One big problem is that we've build search for humans, more specifically to advertise to them.
AI doesn't need a human search, it needs a "fact database" that can pull short factoids with a truth value, which could be a distribution based on human input. So for example, you might have the factoid "Donald Trump incited insurrection on January 6th" with a score of 0.8 (out of 1) with a 0.3 variance since people either tend to absolutely believe it or disbelieve it, with more people on the believing side.
Beyond that AI needs a "logical tools" database with short examples of their use that it can pull from for any given problem.
Given that the github account itself is valid, and that it has some other repositories related to ML, I suspect the link will be working "soon". It's likely a private repo while the paper is going through all the places the author needs it to before they can fully publish things. I've seen this a lot with pre-print papers in this space where the paper goes out first before they publish the code or other resources.
I do find myself reading papers often for my work, and I share the once I find interesting or feel might have impact in future of my chosen domain. This is no advertisement, I don't know the authors or anyone related to the paper.

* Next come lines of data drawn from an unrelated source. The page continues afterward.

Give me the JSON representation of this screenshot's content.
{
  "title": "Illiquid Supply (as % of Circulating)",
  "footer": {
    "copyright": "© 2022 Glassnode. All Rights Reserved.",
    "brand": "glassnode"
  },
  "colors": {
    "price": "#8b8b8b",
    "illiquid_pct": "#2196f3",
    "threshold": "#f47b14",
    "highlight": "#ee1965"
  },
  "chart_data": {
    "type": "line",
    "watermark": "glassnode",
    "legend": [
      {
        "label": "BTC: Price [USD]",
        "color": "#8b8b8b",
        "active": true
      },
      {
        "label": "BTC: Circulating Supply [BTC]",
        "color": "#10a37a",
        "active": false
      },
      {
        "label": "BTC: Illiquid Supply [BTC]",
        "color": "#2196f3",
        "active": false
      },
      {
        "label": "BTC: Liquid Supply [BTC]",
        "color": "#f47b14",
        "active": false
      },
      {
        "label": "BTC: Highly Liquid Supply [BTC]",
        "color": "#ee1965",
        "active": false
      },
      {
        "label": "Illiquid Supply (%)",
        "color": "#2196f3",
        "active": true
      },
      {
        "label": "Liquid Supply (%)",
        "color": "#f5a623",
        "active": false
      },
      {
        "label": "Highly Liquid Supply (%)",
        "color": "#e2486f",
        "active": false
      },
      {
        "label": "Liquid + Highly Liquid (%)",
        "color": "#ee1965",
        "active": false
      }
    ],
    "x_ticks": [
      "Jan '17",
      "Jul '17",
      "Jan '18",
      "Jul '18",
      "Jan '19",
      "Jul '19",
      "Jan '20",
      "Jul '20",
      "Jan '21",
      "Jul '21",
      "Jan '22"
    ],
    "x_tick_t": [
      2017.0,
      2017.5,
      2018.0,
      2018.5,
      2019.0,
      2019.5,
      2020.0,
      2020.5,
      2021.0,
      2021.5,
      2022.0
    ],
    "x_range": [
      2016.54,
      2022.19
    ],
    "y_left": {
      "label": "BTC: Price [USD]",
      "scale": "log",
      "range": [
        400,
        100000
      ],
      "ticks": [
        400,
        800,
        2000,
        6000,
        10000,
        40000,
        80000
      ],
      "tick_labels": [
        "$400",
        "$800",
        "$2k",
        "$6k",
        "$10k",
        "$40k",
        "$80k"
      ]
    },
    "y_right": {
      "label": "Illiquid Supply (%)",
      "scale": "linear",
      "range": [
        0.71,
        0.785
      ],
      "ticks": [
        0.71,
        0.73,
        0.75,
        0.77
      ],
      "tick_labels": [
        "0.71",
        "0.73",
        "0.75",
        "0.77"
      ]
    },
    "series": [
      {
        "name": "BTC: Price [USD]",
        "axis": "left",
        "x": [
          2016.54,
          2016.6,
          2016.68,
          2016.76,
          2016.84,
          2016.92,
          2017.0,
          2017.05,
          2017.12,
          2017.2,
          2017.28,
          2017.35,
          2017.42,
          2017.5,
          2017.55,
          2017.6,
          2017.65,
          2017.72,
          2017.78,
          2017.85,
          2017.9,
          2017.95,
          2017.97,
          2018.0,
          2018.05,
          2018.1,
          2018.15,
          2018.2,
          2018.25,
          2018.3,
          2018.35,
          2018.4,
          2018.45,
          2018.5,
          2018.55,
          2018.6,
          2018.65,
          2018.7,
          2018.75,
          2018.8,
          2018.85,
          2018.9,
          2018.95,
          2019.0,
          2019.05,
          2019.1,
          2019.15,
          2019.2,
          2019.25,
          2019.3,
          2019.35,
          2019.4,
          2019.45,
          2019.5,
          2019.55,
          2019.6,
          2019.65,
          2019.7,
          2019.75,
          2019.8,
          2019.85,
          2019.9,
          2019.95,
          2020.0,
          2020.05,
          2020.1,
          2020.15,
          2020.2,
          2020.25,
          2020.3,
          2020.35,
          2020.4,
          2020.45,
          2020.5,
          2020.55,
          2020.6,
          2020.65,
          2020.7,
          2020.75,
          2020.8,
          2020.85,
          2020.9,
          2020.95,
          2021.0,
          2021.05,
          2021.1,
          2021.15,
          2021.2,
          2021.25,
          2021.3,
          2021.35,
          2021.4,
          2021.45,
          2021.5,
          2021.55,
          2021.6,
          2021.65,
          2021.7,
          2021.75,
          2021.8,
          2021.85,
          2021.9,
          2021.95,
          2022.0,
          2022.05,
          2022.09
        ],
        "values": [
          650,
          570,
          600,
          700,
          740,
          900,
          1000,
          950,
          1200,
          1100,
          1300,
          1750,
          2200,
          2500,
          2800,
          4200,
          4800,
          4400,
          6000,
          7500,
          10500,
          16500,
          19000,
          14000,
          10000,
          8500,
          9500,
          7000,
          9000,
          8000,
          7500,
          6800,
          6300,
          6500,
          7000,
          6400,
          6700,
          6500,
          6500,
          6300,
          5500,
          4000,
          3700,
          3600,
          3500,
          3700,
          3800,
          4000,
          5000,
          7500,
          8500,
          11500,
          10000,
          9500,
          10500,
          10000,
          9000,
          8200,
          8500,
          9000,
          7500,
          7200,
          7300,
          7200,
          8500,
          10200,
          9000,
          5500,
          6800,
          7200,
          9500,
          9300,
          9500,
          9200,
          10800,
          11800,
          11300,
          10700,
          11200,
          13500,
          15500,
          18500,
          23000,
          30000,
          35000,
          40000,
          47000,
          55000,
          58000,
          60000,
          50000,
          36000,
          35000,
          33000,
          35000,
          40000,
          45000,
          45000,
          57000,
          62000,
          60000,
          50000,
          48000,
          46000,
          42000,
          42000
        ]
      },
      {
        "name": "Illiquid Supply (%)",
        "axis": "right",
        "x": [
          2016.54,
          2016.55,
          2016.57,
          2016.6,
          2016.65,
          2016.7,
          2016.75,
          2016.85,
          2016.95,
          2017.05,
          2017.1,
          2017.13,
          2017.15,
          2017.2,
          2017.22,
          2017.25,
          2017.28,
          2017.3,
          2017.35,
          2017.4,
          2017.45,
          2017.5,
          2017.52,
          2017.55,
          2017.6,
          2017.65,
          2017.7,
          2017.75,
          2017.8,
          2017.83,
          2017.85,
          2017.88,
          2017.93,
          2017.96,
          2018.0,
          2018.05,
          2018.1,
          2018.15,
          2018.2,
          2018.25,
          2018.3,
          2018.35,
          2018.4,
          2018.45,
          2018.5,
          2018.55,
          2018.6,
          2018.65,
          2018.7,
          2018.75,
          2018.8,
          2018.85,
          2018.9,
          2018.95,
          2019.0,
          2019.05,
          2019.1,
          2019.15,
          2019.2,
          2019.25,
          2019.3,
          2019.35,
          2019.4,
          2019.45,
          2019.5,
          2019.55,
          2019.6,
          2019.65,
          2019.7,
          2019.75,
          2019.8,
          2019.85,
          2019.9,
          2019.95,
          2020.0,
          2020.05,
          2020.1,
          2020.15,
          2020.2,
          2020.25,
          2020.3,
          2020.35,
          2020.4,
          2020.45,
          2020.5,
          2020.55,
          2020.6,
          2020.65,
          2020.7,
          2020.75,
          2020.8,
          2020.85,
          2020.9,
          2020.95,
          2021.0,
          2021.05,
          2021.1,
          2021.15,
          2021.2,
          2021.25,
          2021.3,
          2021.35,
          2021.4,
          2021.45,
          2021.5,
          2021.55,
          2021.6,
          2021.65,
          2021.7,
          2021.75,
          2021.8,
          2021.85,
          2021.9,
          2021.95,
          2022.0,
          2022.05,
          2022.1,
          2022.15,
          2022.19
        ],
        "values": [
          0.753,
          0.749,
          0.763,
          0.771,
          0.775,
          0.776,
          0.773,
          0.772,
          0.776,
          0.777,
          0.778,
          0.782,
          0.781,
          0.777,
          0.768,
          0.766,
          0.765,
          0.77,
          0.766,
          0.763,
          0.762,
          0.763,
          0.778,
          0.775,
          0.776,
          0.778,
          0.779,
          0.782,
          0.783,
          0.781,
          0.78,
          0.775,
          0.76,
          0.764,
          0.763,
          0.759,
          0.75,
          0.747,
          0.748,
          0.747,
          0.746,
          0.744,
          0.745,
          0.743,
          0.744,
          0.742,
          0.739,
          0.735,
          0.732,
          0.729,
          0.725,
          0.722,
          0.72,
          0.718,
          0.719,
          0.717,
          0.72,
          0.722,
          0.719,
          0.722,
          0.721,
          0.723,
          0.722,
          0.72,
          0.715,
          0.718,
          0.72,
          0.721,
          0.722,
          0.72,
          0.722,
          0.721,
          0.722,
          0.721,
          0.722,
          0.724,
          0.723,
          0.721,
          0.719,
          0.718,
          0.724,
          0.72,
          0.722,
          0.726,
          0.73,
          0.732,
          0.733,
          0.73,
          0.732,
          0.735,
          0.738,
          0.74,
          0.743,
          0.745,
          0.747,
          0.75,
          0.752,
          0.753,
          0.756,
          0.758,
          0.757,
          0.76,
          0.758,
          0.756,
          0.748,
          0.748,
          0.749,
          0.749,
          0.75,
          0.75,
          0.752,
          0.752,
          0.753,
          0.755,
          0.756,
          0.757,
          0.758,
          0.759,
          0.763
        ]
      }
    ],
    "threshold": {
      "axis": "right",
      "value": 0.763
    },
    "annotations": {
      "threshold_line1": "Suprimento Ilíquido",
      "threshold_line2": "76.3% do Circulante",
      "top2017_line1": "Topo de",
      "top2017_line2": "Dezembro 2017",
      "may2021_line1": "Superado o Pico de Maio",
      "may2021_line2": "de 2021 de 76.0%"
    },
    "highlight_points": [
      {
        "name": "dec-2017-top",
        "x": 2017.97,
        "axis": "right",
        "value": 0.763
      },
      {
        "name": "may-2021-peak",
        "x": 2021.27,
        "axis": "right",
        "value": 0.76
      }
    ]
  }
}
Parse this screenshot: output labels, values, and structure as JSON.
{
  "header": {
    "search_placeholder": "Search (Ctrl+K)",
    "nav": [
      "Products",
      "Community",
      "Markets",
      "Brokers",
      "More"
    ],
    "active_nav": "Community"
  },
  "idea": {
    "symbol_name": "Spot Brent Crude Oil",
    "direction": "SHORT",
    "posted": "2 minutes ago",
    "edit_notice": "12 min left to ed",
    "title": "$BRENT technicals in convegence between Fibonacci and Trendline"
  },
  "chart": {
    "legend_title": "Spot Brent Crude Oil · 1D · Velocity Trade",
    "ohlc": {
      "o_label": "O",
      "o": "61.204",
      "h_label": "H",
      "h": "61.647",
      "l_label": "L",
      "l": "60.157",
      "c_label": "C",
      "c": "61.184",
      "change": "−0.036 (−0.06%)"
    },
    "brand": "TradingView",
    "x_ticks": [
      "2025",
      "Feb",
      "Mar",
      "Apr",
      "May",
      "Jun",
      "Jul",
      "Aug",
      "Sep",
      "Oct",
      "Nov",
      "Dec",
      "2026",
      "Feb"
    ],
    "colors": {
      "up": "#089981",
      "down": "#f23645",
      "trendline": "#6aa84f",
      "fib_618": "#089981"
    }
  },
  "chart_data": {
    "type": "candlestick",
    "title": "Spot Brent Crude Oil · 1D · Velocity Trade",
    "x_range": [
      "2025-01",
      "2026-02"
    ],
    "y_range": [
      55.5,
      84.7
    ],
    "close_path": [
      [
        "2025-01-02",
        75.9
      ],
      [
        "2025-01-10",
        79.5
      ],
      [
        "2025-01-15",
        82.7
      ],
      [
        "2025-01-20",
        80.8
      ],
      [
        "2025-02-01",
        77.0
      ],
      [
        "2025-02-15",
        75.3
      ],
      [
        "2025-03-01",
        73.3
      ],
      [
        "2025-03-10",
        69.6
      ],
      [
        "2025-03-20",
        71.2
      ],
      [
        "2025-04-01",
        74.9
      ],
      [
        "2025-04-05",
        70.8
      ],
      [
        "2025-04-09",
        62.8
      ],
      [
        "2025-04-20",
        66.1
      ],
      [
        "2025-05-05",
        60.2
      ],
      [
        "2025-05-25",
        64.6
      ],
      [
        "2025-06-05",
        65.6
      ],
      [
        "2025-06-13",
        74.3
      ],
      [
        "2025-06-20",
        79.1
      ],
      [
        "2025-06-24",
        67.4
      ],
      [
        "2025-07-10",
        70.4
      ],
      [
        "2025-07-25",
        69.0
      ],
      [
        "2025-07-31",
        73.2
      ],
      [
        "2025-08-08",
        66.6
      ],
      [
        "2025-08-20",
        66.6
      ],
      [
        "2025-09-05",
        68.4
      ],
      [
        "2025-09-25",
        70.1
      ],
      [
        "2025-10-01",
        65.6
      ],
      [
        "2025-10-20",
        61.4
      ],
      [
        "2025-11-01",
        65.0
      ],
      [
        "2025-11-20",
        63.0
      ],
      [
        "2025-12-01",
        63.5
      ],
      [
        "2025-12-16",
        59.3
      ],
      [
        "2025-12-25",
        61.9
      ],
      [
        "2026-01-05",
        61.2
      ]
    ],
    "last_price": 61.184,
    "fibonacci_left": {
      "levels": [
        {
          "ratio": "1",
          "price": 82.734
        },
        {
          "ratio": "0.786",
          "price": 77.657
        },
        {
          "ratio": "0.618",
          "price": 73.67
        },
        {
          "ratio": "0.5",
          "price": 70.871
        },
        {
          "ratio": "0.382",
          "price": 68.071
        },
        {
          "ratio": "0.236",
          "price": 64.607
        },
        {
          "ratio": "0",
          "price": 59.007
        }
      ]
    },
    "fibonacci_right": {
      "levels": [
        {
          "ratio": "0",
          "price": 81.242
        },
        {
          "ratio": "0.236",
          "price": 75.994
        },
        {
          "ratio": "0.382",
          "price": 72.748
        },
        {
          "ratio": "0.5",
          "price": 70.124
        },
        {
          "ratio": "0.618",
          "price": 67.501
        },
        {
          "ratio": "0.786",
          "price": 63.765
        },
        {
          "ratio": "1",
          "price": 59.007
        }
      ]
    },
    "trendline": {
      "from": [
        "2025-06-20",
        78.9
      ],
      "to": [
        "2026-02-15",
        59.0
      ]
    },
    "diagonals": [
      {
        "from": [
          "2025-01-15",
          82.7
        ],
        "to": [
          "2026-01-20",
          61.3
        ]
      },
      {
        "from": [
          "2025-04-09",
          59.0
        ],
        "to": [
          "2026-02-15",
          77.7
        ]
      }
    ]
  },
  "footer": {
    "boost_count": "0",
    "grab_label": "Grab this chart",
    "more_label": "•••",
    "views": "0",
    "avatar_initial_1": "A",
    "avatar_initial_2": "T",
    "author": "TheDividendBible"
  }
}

My father was a PhD psychologist and family therapist. He was on the witness stand during a custody case explaining a theory of personality when the cross-examining lawyer said scornfully "I'll bet you got that out of some book." To which my dad replied: "Why yes, in fact. In my profession, in order to learn things, we often read books."
That being said, it is a bit frustrating that so much RAG research focuses on multi-hop approaches with LLMs. IME multiple round trips to an LLM is essentially a non-starter for any serious consumer product as it's far too slow. Smaller models can struggle to follow instructions so they often can't be an adequate replacement even for simpler tasks. Curious to hear if other folks working in this space have had any success thinking critically about these types of problems!